My husband has his birthday on erev chag. Do I get a free t-shirt?
By Tali Simon | June 6, 2011

My husband was born on erev Shavuos. Which means this week goes like this: Festive birthday dinner on Monday night, special Yom Tov meals for Tuesday dinner and Wednesday lunch, and Shabbos cooking a day later. In other words: Shabbos, Shabbos, Shabbos, all in a row.
Now, I know a birthday doesn’t necessarily warrant “Shabbos.” And it’s not like this one was even a milestone. (Yes, that’s right. My husband is neither 20 nor 30!)
But I saw this recipe for a double-layer chocolate cake with peanut butter frosting and fudge sauce dripping down the sides on Smitten Kitchen, and I knew I just had to.
Once I was making a crazy-intense dessert, of course I had to make the rest of the meal to match. But back to the dessert.
I mentally designated Monday as Cake Day and planned to begin early. Which was a good thing, considering I started a few minutes before 3 p.m. and finished after 7:30. Of course, it wasn’t like I was cake-ing for four and a half hours straight. There was just all this fuss about cakes coming out of the oven and sitting on the counter for 20 minutes and in the freezer for 30 minutes, and then in the fridge after each layer was frosted, and all that.
Some takeaways from my first-ever crazy-fancy cake:


1. When the recipe says to butter the bottom and sides of the pan, do it well. The first layer came out of my brand-new springform pan, alright.

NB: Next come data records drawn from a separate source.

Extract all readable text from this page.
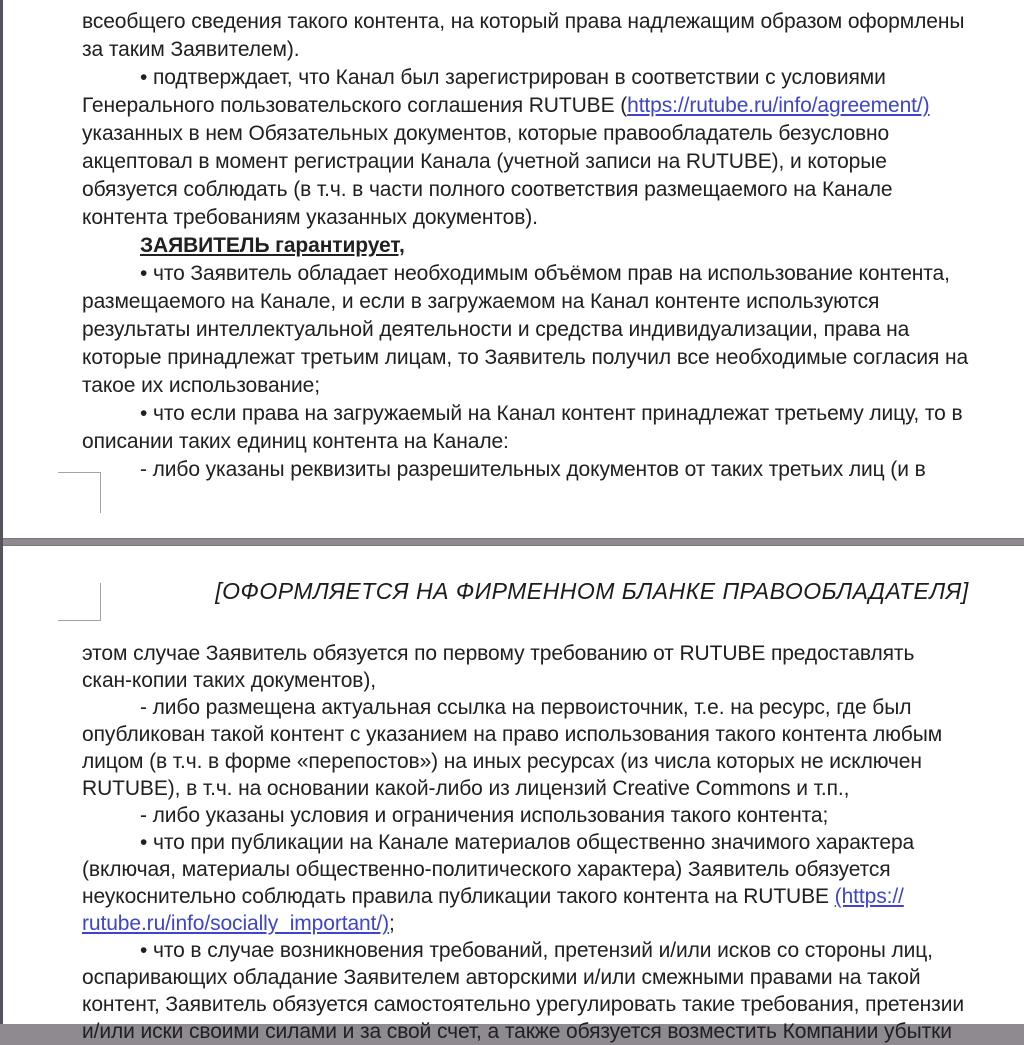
всеобщего сведения такого контента, на который права надлежащим образом оформлены
за таким Заявителем).
• подтверждает, что Канал был зарегистрирован в соответствии с условиями
Генерального пользовательского соглашения RUTUBE (https://rutube.ru/info/agreement/)
указанных в нем Обязательных документов, которые правообладатель безусловно
акцептовал в момент регистрации Канала (учетной записи на RUTUBE), и которые
обязуется соблюдать (в т.ч. в части полного соответствия размещаемого на Канале
контента требованиям указанных документов).
ЗАЯВИТЕЛЬ гарантирует,
• что Заявитель обладает необходимым объёмом прав на использование контента,
размещаемого на Канале, и если в загружаемом на Канал контенте используются
результаты интеллектуальной деятельности и средства индивидуализации, права на
которые принадлежат третьим лицам, то Заявитель получил все необходимые согласия на
такое их использование;
• что если права на загружаемый на Канал контент принадлежат третьему лицу, то в
описании таких единиц контента на Канале:
- либо указаны реквизиты разрешительных документов от таких третьих лиц (и в
[ОФОРМЛЯЕТСЯ НА ФИРМЕННОМ БЛАНКЕ ПРАВООБЛАДАТЕЛЯ]
этом случае Заявитель обязуется по первому требованию от RUTUBE предоставлять
скан-копии таких документов),
- либо размещена актуальная ссылка на первоисточник, т.е. на ресурс, где был
опубликован такой контент с указанием на право использования такого контента любым
лицом (в т.ч. в форме «перепостов») на иных ресурсах (из числа которых не исключен
RUTUBE), в т.ч. на основании какой-либо из лицензий Creative Commons и т.п.,
- либо указаны условия и ограничения использования такого контента;
• что при публикации на Канале материалов общественно значимого характера
(включая, материалы общественно-политического характера) Заявитель обязуется
неукоснительно соблюдать правила публикации такого контента на RUTUBE (https://
rutube.ru/info/socially_important/);
• что в случае возникновения требований, претензий и/или исков со стороны лиц,
оспаривающих обладание Заявителем авторскими и/или смежными правами на такой
контент, Заявитель обязуется самостоятельно урегулировать такие требования, претензии
и/или иски своими силами и за свой счет, а также обязуется возместить Компании убытки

But it was missing little pieces here and there.
2. When your cake layers are missing little pieces, fill them in with frosting and hope for the best. Also, hope you aren’t the one to get the slice with that huge gob of frosting. (Oops.)
3. It’s okay if you don’t have an icing knife to smooth out the frosting. The smallest of my regular knives worked just fine.
4. Speaking of frosting, it makes sense to read the directions before you begin. Dumping all the ingredients in the mixing bowl and then reading the instructions only means you’ll end up trying to remove half of what you put in, and then adding it back, one cup at a time. (Trust me on this one.)
5. When a recipe warns that the cake is so intense it should be cut in the thinnest slices possible AND served with milk, pay attention. My regular-sized piece was too much for me, and even Husband took only a sliver of a second piece. (I know, I know. The photo makes it look like no one around here took just a sliver. It’s the angle! I promise!)

So the cake is done, we had our fill, and now it’s time to plan my Shavuos menu.
Which naturally, includes a crazy-intense cheesecake.


3 Comments
malka on August 23, 2011 at 7:47 pm.
made this cake for my brothers birthday. it took me a nechama 3 and a half hours start to finish. it was a star! thanks for the inspiration tali! and thank you miriam…
Tali Simon on August 24, 2011 at 8:36 pm.
A baking assistant…now there’s an idea!
malka on August 24, 2011 at 9:29 pm.
we actually switched off between watching/holding the kid and putting the cake together. truly a joint effort.